6-4.自然災害損保契約照会制度を活用!
保険契約照会の方法は、保険契約者(対象住民)から提供してもらった情報を、日本損害保険協会の全会員会社へ連絡し、各保険会社は契約の有無を調査します。
該当する契約があった場合は、基本的にご自分が保険契約した保険会社から、照会を依頼した人へ連絡があります。
その後、保険金を請求する手続きが行われることになります。ただし、照会受付から連絡まで2週間程度が目安となります。自然災害の規模が大きければ、更に時間がかかることも想定されます。
自然災害損保契約照会センターでの照会が利用可能な方々は、なるべく被災された保険契約者本人で行う必要があります。
ただし、負傷して対応が難しい場合や、残念ながら死亡してしまうこともあるでしょう。
その際に、保険契約者本人の配偶者や両親、子または兄弟姉妹の方々であれば契約照会は可能です。
7.まとめ
保険証券は、保険契約を締結した際の領収書ではありません。
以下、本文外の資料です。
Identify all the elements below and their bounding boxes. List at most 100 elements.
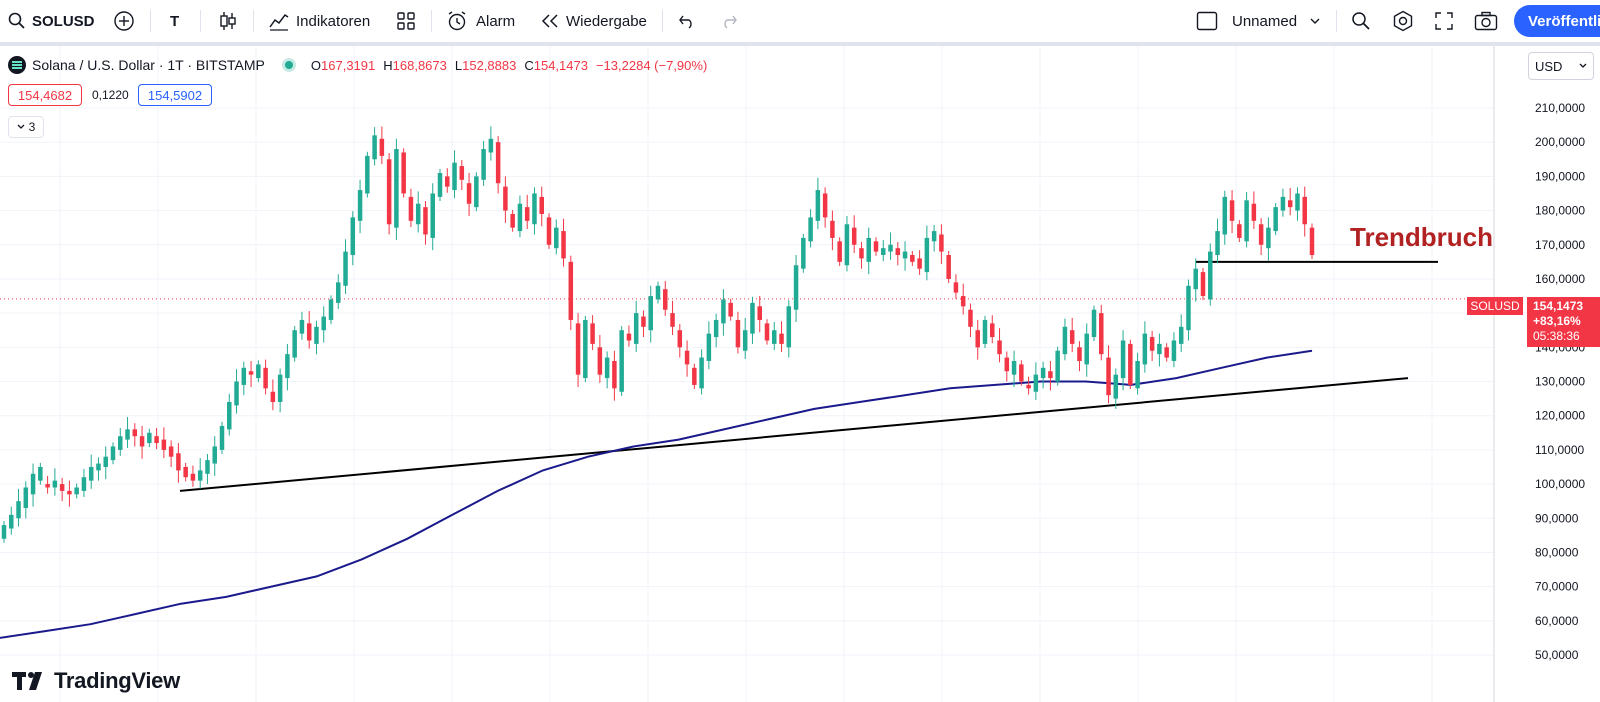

保険事故が起きた場合に、不可欠な書類となります。
ただし、前述したように自然災害で保管していた建物自体が倒壊、流出し証券の行方が分からなくなることもあります。
このような事態に備えるためにも、ご自分の身に着けている手帳や携帯に証券番号を記録しておけば、スムーズに保険金の請求手続きが進むことでしょう。